Tuesday, 27 June 2017
Salon A-E (Marriott Portland Downtown Waterfront)
Handout
(2.5 MB)
Recent observations have revealed a topographic sill beneath the Pine Island Glacier in West Antarctica, and suggest that such features may be common in retreating ice shelves. The sill appears to modulate the inflow of warm Circumpolar Deep Water into the sub-ice shelf cavity, and thereby exert control over the ice melt rate. However, the extent of the sill control on the sub-shelf flow remains poorly understood. Observations inside ice shelf cavities are extremely sparse, and comprehensive ocean models have thus far provided limited insight into the dynamics of these sub-shelf flows.
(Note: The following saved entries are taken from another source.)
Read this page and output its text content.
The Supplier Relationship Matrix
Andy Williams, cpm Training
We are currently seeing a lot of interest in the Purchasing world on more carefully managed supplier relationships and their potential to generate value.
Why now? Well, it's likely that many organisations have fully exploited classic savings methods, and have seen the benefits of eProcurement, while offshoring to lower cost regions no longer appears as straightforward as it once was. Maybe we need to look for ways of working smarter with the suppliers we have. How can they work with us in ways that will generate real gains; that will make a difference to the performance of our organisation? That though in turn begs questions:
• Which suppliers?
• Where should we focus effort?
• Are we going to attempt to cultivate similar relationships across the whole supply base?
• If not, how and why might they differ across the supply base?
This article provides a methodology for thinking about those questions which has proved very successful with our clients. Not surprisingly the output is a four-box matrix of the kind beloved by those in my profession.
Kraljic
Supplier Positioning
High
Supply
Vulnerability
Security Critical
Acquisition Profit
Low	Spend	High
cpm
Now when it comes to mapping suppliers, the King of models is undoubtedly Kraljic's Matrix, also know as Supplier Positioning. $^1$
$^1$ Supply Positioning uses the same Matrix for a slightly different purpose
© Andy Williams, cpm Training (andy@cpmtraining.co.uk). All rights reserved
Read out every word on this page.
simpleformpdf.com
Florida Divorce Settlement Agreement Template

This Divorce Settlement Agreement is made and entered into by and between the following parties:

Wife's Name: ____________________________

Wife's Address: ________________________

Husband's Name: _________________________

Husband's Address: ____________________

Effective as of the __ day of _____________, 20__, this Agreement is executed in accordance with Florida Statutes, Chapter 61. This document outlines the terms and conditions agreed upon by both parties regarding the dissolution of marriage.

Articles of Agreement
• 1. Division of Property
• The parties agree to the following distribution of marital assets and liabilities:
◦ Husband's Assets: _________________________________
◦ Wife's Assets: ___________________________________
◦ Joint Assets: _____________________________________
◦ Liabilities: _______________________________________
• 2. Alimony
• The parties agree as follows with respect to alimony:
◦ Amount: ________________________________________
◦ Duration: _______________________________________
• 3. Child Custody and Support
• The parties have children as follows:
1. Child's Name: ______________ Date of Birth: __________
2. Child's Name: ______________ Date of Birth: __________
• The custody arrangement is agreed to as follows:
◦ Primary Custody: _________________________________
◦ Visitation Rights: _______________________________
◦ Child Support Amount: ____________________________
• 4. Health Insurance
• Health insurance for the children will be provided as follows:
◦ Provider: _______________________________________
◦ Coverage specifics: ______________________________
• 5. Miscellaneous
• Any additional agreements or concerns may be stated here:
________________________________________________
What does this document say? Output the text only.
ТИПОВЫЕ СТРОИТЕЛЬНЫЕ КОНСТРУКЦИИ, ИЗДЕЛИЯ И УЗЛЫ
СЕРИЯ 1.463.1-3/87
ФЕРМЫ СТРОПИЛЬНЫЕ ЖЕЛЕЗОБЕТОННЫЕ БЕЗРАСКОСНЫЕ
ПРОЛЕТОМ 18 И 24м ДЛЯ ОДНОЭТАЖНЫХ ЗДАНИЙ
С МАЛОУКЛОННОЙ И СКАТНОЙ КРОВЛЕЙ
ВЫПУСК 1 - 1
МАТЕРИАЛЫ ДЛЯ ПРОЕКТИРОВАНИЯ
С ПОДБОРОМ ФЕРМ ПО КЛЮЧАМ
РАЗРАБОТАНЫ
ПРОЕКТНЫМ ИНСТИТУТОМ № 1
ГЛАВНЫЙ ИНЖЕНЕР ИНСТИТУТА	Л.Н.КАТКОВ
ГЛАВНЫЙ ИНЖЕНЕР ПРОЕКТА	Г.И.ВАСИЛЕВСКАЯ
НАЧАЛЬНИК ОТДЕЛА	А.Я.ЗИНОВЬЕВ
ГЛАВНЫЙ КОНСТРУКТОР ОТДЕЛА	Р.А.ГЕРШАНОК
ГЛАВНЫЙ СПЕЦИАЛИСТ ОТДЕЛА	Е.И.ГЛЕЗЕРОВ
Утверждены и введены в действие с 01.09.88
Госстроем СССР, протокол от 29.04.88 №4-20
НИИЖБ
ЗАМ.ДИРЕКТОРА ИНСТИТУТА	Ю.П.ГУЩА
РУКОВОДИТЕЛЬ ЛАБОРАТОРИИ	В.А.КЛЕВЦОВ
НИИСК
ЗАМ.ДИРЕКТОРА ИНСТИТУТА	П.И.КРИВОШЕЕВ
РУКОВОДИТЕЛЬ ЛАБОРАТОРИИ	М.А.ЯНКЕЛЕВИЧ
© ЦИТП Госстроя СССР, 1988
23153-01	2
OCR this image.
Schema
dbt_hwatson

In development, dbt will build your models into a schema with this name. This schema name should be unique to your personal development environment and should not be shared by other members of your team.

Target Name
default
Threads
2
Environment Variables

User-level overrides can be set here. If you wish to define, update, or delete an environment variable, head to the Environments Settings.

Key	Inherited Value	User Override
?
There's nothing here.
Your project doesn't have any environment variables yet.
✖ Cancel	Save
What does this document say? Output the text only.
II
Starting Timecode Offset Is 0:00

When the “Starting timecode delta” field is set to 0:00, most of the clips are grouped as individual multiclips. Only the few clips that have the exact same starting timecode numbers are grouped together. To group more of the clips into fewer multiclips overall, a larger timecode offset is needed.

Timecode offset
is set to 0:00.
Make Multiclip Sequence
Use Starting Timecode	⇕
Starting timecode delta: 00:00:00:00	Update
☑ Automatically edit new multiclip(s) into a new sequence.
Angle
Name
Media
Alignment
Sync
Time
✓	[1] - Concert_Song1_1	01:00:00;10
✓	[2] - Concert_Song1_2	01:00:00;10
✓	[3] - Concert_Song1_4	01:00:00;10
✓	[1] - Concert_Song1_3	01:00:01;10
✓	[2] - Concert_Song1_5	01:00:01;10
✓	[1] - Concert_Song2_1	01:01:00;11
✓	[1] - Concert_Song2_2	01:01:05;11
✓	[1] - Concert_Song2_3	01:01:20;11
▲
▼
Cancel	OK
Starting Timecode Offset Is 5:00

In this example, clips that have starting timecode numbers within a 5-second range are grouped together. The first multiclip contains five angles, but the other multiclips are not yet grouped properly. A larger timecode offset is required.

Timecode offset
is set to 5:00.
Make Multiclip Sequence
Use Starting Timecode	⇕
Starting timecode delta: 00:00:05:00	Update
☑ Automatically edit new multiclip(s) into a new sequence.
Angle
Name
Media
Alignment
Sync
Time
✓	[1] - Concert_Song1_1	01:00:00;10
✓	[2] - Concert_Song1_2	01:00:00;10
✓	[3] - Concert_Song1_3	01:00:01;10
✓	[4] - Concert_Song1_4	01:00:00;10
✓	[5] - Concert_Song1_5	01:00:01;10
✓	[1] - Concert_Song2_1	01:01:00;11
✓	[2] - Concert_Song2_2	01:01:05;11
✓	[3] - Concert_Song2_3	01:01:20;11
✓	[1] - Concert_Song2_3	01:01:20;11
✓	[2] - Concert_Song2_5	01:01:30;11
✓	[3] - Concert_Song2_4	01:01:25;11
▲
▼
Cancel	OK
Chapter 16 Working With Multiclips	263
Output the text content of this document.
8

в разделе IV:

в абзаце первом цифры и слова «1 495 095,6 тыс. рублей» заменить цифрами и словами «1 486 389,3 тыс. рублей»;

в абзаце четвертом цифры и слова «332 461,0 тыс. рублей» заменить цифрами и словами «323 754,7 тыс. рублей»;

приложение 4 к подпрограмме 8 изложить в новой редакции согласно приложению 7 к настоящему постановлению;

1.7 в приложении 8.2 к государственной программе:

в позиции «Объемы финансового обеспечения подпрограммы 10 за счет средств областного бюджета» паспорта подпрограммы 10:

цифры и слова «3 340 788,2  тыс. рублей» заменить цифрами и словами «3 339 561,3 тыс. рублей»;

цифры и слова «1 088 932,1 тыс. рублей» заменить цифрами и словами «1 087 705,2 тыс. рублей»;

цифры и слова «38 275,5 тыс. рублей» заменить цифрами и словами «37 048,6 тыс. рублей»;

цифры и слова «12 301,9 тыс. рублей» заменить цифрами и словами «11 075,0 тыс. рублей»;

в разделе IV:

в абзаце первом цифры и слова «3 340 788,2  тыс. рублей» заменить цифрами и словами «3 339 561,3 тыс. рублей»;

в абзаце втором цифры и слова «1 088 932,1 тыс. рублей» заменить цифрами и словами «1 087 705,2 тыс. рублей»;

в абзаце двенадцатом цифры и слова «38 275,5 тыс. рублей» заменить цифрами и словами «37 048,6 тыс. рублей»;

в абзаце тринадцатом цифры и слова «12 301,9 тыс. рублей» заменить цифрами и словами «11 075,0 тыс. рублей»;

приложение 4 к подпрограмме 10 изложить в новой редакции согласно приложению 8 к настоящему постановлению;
To explore the dynamics of these flows, we analytically model the problem as a hydraulically controlled two-layer exchange problem. The simplifying assumption of uniform potential vorticity is used to make such solutions tractable. We additionally present numerical integrations of a two-layer shallow water model with a rigid lid. We study the lateral boundary layer behavior in a lock-exchange setup and compare the results against our analytical predictions. In a parameter regime relevant to the Pine Island Glacier cavity, we find that the uniform-PV assumption is only valid within lateral boundary layers, and does not describe recirculatory flows occurring in the interior over the sill.